Les députés ont donné mercredi leur feu vert en commission au projet de loi de taxation des géants du numérique, après quelques retouches, Bruno Le Maire défendant une taxe "indispensable" qui servira de "levier" dans les négociations internationales.
Présent en commission des Finances depuis le début d'examen mardi, le ministre de l'Economie a vu dans ce texte, qui sera examiné dans l'hémicycle à partir de lundi, "un élément" qui "doit nous amener à construire une nouvelle fiscalité" du XXIe siècle.

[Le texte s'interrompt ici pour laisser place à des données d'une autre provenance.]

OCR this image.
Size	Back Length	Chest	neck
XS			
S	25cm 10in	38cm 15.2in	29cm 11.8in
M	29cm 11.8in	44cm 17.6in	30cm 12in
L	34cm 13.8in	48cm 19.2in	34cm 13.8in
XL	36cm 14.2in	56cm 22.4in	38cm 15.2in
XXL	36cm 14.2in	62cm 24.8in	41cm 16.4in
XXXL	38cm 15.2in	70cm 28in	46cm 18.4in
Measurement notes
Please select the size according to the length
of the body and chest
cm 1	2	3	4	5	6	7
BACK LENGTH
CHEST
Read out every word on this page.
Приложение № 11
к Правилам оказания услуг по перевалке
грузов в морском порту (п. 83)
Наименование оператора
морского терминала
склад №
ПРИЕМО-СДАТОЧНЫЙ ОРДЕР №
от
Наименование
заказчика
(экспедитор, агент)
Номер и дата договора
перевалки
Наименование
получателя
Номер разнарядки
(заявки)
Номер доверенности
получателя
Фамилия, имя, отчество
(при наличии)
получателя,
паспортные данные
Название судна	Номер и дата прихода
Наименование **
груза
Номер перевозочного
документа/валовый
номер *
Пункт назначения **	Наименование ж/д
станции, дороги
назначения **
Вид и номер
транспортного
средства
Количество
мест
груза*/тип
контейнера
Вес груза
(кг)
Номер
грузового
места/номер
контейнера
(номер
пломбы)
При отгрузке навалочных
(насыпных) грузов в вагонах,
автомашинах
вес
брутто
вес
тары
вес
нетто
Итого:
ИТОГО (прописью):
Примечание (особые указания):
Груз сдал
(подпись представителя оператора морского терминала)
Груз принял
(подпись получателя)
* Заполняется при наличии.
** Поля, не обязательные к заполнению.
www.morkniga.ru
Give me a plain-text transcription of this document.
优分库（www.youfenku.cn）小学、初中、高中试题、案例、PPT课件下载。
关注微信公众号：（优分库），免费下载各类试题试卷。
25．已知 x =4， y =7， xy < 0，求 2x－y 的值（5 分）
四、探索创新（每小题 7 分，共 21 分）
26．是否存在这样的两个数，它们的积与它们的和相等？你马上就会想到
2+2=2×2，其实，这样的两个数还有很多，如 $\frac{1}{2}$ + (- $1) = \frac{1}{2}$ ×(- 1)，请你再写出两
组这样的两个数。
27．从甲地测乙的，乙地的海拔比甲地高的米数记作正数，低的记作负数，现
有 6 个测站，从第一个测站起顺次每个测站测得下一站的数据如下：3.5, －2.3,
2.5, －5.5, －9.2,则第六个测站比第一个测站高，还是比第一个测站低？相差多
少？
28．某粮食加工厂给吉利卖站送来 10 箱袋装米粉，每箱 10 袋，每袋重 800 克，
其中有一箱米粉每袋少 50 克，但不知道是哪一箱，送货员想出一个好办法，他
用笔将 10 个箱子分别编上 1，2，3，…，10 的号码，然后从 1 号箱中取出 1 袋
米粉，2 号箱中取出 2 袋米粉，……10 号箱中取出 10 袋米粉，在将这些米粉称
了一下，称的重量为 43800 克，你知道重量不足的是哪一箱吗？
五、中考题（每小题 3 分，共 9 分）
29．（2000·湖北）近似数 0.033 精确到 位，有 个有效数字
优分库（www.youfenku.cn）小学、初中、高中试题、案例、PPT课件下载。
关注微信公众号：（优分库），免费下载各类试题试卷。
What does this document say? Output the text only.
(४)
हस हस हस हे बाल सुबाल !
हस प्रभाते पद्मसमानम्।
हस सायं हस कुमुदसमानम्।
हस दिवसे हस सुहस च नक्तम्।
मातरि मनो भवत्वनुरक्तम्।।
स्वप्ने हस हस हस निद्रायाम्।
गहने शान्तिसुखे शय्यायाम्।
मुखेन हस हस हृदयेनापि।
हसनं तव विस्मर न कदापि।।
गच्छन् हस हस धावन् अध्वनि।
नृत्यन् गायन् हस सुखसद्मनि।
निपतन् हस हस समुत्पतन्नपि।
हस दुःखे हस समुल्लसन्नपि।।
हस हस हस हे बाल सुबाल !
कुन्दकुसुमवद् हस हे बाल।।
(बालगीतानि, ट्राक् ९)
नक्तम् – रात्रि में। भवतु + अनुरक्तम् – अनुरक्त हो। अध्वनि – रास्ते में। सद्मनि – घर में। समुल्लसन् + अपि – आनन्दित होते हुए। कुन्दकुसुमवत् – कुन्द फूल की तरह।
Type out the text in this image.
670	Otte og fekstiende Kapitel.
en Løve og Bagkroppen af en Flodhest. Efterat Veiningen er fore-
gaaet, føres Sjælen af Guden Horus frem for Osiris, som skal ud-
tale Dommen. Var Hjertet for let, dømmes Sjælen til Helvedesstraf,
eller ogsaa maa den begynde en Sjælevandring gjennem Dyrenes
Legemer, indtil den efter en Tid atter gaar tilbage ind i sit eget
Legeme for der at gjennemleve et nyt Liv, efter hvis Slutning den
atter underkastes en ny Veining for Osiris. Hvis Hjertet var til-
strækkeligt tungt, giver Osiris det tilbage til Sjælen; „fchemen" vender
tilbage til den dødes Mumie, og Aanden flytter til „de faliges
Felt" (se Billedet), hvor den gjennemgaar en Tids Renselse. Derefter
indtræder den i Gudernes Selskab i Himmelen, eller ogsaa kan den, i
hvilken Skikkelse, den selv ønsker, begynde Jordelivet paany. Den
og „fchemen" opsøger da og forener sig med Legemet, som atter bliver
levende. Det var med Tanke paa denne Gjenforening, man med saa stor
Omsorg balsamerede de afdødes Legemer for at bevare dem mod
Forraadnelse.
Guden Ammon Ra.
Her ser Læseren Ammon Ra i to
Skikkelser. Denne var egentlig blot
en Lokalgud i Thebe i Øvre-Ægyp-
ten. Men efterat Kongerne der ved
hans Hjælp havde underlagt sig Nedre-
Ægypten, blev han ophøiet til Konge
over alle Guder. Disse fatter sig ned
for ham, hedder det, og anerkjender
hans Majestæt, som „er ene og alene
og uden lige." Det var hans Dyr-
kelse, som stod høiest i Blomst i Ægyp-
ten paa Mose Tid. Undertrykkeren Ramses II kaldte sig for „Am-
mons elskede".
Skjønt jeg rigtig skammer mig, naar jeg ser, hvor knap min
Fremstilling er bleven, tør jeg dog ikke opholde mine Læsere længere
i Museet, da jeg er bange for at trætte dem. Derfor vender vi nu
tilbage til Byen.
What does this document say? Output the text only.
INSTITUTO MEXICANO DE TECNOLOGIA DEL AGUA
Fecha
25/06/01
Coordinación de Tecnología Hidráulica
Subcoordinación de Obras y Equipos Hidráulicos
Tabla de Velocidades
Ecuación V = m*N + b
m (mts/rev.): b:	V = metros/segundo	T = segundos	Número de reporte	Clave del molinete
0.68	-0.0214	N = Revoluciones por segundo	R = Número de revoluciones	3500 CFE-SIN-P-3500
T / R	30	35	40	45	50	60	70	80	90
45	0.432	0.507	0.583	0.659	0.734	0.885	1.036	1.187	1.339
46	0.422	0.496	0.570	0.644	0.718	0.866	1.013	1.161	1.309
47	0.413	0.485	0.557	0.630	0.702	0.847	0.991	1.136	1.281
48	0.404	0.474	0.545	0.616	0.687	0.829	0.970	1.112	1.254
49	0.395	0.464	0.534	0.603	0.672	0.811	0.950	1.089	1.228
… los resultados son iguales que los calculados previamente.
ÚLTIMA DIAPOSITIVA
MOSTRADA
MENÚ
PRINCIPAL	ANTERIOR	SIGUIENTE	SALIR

La taxe Gafa (acronyme pour Google, Amazon, Facebook et Apple) doit concerner les entreprises qui font un chiffre d'affaires sur leurs activités numériques de 750 millions d'euros dans le monde et de plus de 25 millions d'euros en France. L'idée est de les imposer à hauteur de 3% du chiffre d'affaires réalisé en France sur les publicités en ligne, la vente à des tiers des données personnelles et l'"intermédiation" (mise en relation, par des plateformes, entre entreprises et clients).
La taxe est similaire à un projet européen qui n'a pas abouti, en raison des réticences de quatre pays (Irlande, Suède, Danemark et Finlande).
L'instauration de la taxe française donnera "un effet de levier" au niveau international, a assuré Bruno Le Maire, ajoutant que "lorsque la France montre sa volonté, les choses bougent".
Alors que certains élus, notamment LR, se sont inquiétés d'une répercussion sur les consommateurs, il y a vu un "mauvais argument", arguant notamment que les publicités consultées "bon gré mal gré" sur les smartphones ne requièrent aucun paiement. Il a aussi récusé l'idée qu'une taxe nationale ne serve à rien ou puisse nuire aux startup hexagonales.
Selon le rapporteur Joël Giraud (LREM), la taxe, annoncée en décembre en réponse au mouvement des "gilets jaunes", devrait rapporter 400 millions d'euros en 2019, puis 650 millions en 2020-2022.
Certains élus, à l'instar d'Eric Coquerel (LFI) ont jugé la taxe "trop peu ambitieuse", le communiste Fabien Roussel critiquant son assiette "pas très large" assimilable à une "soucoupe" voire "un sous-bock en carton".
M. Le Maire a répondu que son champ devait être "cohérent" et concerner les activités numériques qui "créent de la valeur grâce aux internautes français" sans que pour autant ces entreprises acquittent les impôts traditionnels.
Les députés ont adopté plusieurs amendements qui "consolident les bases juridiques" de la taxe, selon le rapporteur.
Ils ont détaillé les services exclus, comme certains services financiers ou pour la fourniture de contenus numériques, tel Netflix. Ils ont aussi prévu une taxation d'office en cas d'absence totale de réponse des entreprises, ou supprimé la possibilité que la taxe soit déductible de la taxe "Youtube" (taxe vidéo imposée aux plateformes), le rapporteur expliquant que son rendement est affecté au Centre national du cinéma (CNC).
Pour marquer le caractère provisoire de la taxe en attendant un accord international, ils ont également prévu un rapport annuel sur l'avancée des négociations.
Par ailleurs, plusieurs élus LR ont tenté en vain de supprimer l'article 2, qui prévoit que les grandes entreprises continueront à être taxées à 33,33% sur leurs bénéfices en 2019 via l'impôt sur les sociétés, dénonçant un "revirement" du gouvernement et invoquant le "besoin de stabilité" fiscale. Bruno Le Maire a réaffirmé que l'IS devait être progressivement réduit à 25% d'ici à 2022.